What's the verification step? If we submit a bonded pair without a
submit-fence or a completed submit-fence, it's free to run on either?

We're just testing that it degenerates into a normal submit.

	create stub (completed) fence [on bonded engines]
	rq = i915_request_create();
	i915_request_await_execution(rq, stub);
	if (fence_exists(rq, stub)) {
		FAIL;
	}
?

It doesn't even have to be a bonded setup.

> What do you think? Would it be hard to add this as 3rd flavour? Maybe 
> just a new flag and then allow spinner to finish as soon as is created 
> to keep the existing flow?

I'm a little worried that maybe it's enshrining an implementation detail
without a thorough userspace use case. I'm half waiting for somebody to
ask and then being able to determine what is the best approach here with
somebody that an has actual example and anticipated behaviour.

E.g. maybe we should make it a uAPI error? Although we can not
completely detect all signaled fences prior to submission -- as in some
cases the secondary engine may have to be delayed until it has a slot
(back to the nightmare of pipeline bubbles and whether we should stall
the bonded engines until the entire set is ready).
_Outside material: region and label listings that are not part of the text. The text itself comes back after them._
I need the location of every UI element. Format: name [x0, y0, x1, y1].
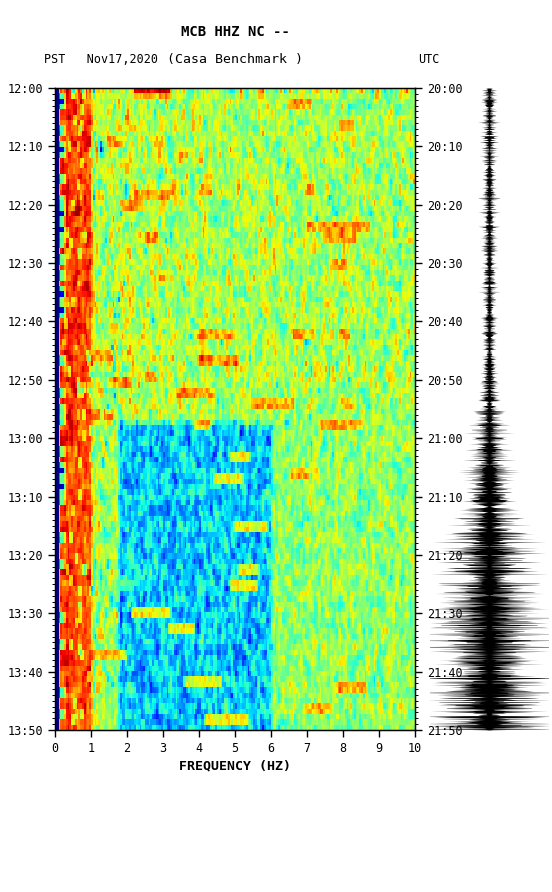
Text: UTC: UTC: [418, 53, 439, 66]
Text: PST   Nov17,2020: PST Nov17,2020: [44, 53, 158, 66]
Text: USGS: USGS: [35, 15, 69, 29]
Text: MCB HHZ NC --: MCB HHZ NC --: [181, 25, 289, 39]
Text: (Casa Benchmark ): (Casa Benchmark ): [167, 53, 303, 66]
X-axis label: FREQUENCY (HZ): FREQUENCY (HZ): [179, 759, 291, 772]
Text: ≡: ≡: [11, 13, 21, 31]
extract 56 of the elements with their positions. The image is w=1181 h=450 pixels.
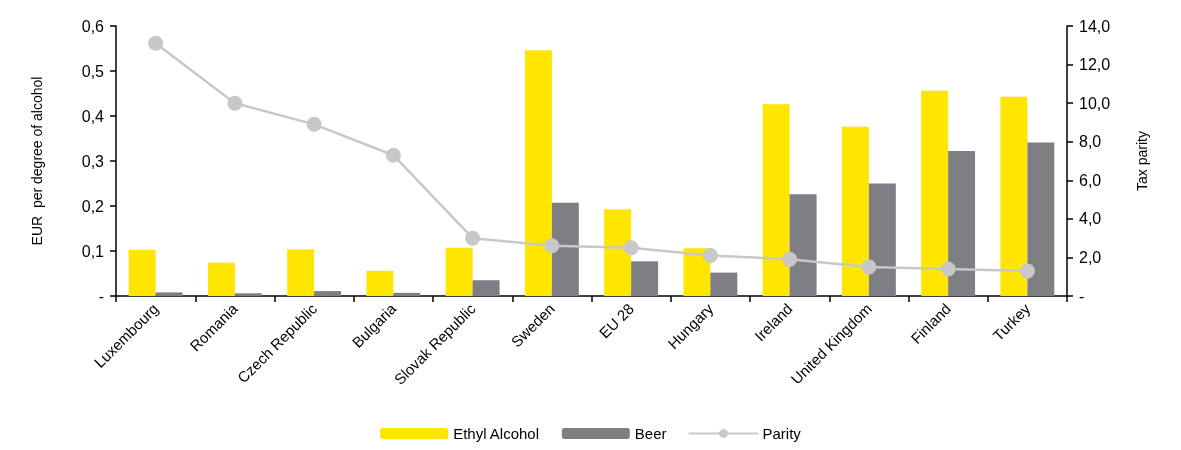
point xyxy=(227,95,243,111)
point xyxy=(148,35,164,51)
y-tick-label: 0,3 xyxy=(81,152,105,170)
bar xyxy=(393,292,421,296)
bar xyxy=(762,104,790,296)
point xyxy=(306,116,322,132)
bar xyxy=(314,291,342,296)
y2-tick-label: 10,0 xyxy=(1079,94,1111,112)
y2-axis-title: Tax parity xyxy=(1134,131,1150,191)
y2-tick-label: 4,0 xyxy=(1079,210,1102,228)
point xyxy=(1019,263,1035,279)
x-tick-label: EU 28 xyxy=(595,299,638,342)
y2-tick-label: 6,0 xyxy=(1079,171,1102,189)
point xyxy=(385,147,401,163)
y2-tick-label: 2,0 xyxy=(1079,248,1102,266)
y2-tick-label: 14,0 xyxy=(1079,17,1111,35)
point xyxy=(465,230,481,246)
bar xyxy=(155,292,183,296)
bar xyxy=(710,272,738,296)
bar xyxy=(789,194,817,296)
bar xyxy=(207,262,235,296)
bar xyxy=(445,247,473,296)
y2-tick-label: 12,0 xyxy=(1079,56,1111,74)
y-tick-label: 0,4 xyxy=(81,107,105,125)
bar xyxy=(604,209,632,296)
y-tick-label: 0,6 xyxy=(81,17,105,35)
legend-label: Beer xyxy=(634,425,667,442)
point xyxy=(544,238,560,254)
point xyxy=(861,259,877,275)
bar xyxy=(551,202,579,296)
bar xyxy=(841,126,869,296)
bar xyxy=(868,183,896,296)
bar xyxy=(524,50,552,296)
y-tick-label: - xyxy=(98,287,104,305)
bar xyxy=(631,261,659,296)
point xyxy=(940,261,956,277)
bar xyxy=(366,270,394,296)
bar xyxy=(1000,96,1028,296)
y-tick-label: 0,1 xyxy=(81,242,105,260)
point xyxy=(702,248,718,263)
bar xyxy=(234,293,262,296)
point xyxy=(782,251,798,267)
bar xyxy=(1027,142,1055,296)
y-tick-label: 0,2 xyxy=(81,197,105,215)
y-axis-title: EUR per degree of alcohol xyxy=(29,76,45,246)
legend-label: Parity xyxy=(762,425,802,442)
bar xyxy=(921,90,949,296)
legend-label: Ethyl Alcohol xyxy=(453,425,540,442)
y2-tick-label: - xyxy=(1079,287,1085,305)
bar xyxy=(128,249,156,296)
bar xyxy=(948,151,976,296)
y2-tick-label: 8,0 xyxy=(1079,133,1102,151)
y-tick-label: 0,5 xyxy=(81,62,105,80)
bar xyxy=(287,249,315,296)
point xyxy=(623,240,639,256)
bar xyxy=(472,280,500,296)
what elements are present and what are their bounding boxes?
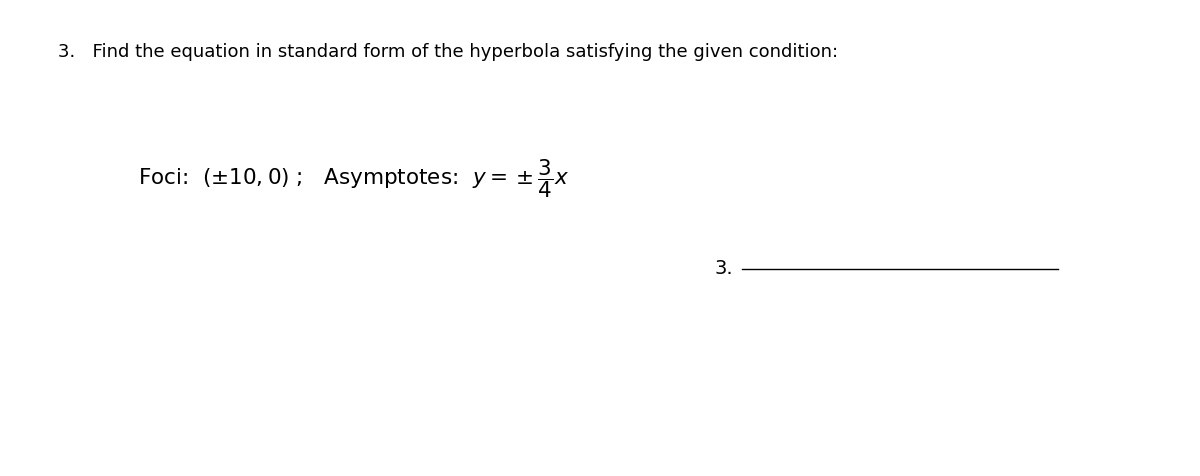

Maybe we should be keeping the bonding details around for as long as the
submit-fence exists and apply them even if the master is already
completed. I'm torn as to whether or not that is the better idea -- the
argument that one cannot tell between a completed fence and a
non-existent fence is compelling to me (given the implementation of
fences), but I can see how that would cause confusion to the user.


I'll try and summarise the discussion here and add that to the test.